Chamath Palihapitiya, a Facebook millionaire turned venture capitalist and longtime Tesla investor, broke down the TSLA bull case on CNBC as the stock takes a hit following a difficult quarter.
We previously reported on Palihapitiya when he pitched Tesla’s stock and bonds as an investment in 2017 and again when he predicted that Tesla Model 3 will wipe out BMW 3 Series sales.
Tesla’s stock hasn’t performed well since and while 3 Series sales have declined in the US, they haven’t been completely wiped out.
TSLA share price has fallen 16% over the last month since the company announced much lower deliveries during the first quarter of 2019.
But Palihapitiya is still bullish on the stock and he went on TV to break down his view of TSLA as a long-term investment.
It is fair to say that a big part of his investment thesis is based on his confidence in Elon Musk:
“If you take a step back right, if I asked you to s attempt to drive a golf ball off the pier here into a tea cup and gave you a million tries, I suspect that in a million times you would not be able to do it. But if you then took somebody else and they were able to do it nine times out of ten, you’d say ‘wow that person is a great golfer’. The analogy that I would make is Elon basically did that equivalent. He was able to send a rocket into space, do all kinds of interesting enormously productive useful things for the world while in space and then come back down and land on a boat in the middle of the ocean. The kind of technical sophistication that he has in his mind that he’s been able to apply across his companies is second-to-none quite honestly.”
When it comes to Tesla, the investor continued:
“So when we looked at Tesla, what we thought was a company at an inflection point that was as close to its version of an iPhone moment, and what I mean by that is a company that had been growing up, taking risks and had finally found the mass-market product that would unlock an enormous amount of product market fit. And that was the model 3. And so far what I would say is he’s living up to what he has signed up for, which is to commercialize electrification, to commercialize an incredible user experience at a price point that is frankly cannibalizing its competitors. And what you see in the results, in my opinion, is a company that is now maturing under all of that demand.”
Palihapitiya has an interesting approach when it comes to investing in Tesla.
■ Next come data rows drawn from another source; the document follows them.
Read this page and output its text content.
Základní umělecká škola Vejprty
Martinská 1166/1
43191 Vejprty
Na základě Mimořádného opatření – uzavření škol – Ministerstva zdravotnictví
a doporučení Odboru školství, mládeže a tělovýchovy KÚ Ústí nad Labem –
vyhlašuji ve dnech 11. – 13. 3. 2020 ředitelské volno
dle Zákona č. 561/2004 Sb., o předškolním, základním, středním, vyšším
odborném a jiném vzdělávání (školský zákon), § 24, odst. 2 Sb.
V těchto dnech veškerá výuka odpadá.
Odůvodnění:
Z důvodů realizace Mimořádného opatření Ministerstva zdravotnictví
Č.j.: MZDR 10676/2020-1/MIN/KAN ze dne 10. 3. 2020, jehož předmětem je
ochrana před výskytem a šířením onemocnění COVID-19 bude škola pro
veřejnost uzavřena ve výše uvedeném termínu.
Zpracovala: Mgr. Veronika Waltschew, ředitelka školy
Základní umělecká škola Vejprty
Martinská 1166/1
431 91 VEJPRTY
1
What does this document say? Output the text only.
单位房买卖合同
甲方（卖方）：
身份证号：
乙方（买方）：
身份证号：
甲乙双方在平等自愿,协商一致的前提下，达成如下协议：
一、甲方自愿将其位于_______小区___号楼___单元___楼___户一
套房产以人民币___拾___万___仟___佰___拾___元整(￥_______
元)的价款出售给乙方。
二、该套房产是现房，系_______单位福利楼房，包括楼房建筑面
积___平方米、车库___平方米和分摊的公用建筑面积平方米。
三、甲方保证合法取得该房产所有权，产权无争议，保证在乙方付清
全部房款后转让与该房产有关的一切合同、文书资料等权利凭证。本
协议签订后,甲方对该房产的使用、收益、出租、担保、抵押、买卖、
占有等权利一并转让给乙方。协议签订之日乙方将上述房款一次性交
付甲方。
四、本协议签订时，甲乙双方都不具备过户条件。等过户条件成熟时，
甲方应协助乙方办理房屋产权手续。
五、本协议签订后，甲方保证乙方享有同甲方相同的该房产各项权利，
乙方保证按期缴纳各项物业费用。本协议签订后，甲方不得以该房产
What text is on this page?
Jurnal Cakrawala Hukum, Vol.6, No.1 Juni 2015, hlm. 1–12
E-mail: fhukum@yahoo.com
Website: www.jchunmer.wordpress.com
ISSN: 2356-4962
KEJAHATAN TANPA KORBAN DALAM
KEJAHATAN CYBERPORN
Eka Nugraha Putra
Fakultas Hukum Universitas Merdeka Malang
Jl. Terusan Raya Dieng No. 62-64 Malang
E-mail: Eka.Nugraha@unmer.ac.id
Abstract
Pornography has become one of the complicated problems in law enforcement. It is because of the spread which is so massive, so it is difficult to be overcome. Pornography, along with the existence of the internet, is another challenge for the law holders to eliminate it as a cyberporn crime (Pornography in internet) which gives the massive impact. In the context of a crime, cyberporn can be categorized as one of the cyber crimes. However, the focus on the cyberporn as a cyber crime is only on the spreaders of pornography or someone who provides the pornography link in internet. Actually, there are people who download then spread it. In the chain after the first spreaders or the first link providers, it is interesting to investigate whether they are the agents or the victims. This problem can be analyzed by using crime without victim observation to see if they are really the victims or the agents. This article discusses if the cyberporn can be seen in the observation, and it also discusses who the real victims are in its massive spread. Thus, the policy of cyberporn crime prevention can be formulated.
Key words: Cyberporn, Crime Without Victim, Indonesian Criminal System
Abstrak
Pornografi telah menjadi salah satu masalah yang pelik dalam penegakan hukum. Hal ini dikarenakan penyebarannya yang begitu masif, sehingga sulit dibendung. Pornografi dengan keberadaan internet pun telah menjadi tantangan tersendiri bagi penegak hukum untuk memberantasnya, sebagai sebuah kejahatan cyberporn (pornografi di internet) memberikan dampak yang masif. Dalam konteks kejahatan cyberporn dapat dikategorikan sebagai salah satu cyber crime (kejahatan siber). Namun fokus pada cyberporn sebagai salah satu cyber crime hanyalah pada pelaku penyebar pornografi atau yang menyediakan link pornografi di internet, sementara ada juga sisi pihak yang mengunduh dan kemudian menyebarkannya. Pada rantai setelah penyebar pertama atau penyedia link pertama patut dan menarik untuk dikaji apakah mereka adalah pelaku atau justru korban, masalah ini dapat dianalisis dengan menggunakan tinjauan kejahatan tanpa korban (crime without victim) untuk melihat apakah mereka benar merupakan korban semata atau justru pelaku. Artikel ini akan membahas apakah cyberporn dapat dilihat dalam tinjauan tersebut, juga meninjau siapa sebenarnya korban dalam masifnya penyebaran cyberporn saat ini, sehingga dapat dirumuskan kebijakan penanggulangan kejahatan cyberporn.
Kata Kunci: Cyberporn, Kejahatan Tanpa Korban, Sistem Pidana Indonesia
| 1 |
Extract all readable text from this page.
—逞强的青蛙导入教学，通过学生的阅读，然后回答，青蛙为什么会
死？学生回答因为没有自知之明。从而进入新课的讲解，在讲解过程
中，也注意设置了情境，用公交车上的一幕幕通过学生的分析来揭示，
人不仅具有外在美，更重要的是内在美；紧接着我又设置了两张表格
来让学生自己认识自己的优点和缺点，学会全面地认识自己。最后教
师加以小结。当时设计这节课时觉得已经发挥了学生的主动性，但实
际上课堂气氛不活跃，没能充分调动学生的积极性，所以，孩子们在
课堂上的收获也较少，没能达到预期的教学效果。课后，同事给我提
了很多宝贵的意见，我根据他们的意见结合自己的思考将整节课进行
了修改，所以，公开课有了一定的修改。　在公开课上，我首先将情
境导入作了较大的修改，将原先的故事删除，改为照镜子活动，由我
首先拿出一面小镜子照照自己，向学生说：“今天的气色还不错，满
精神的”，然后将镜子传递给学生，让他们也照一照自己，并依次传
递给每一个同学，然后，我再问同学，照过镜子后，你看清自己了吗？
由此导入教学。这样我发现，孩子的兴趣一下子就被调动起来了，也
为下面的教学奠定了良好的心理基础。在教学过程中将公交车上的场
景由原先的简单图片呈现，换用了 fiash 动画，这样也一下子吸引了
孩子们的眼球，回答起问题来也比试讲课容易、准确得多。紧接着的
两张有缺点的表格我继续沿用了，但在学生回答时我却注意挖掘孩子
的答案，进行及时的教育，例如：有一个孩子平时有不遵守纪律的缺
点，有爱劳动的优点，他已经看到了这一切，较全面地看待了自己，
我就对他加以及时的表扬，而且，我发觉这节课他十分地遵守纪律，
He argues that the stock is being manipulated by some investors and hedge funds and he prefers to stay away from it and invests in Tesla’s bonds.
The investor said:
“Is it the best-suited company if you want to drive and observe quarter-over-quarter precision and performance? No. But if you want to take a step back and take a three, five-year view and say where can I compound my money… and particularly with the converts, what’s so beautiful is its downside protected because it sits on top of all the equity and the other debt. And so if you had any concern that there are liquidity issues or if you have any concerns that the company may have to sell they get paid first. So to me it was a risk-less option on the Edison of our generation.”
When it comes to Musk’s behaviors, Palihapitiya says not to be hung up in a few mistakes and instead look at the products:
“It doesn’t change that the minute you sit inside that car your definition of what is expected is altered forever and you wonder why every other car around you that you ever step in that you may buy doesn’t have the same things that that car offers. So at the end of the day whether you like his style or not, his substance is irrefutable.”
Here’s the full interview:
I think Palihapitiya is extremely smart and I mostly agree with what he said. He lays out the bull case really well.
While I think Tesla and Elon made several mistakes, especially in the past few months, I don’t think those have a major impact on the long-term prospects of the company.
Their electric cars are already the best out there right now and I think they have a great strategy for the other big upcoming disruptor in the automotive market: autonomy.
However, I disagree with him when it comes to the volatility of the stock. While short sellers definitely have a hand in the volatility, I also think Tesla made many mistakes that contributed a lot to the recent important decline in value.
Full disclosure: both Seth and I have been buying TSLA in the most recent decline over the last few months as we think Tesla is still an important part of the electrification story going forward. So much for being anti-Tesla :P. Our disclosure is available on our about page.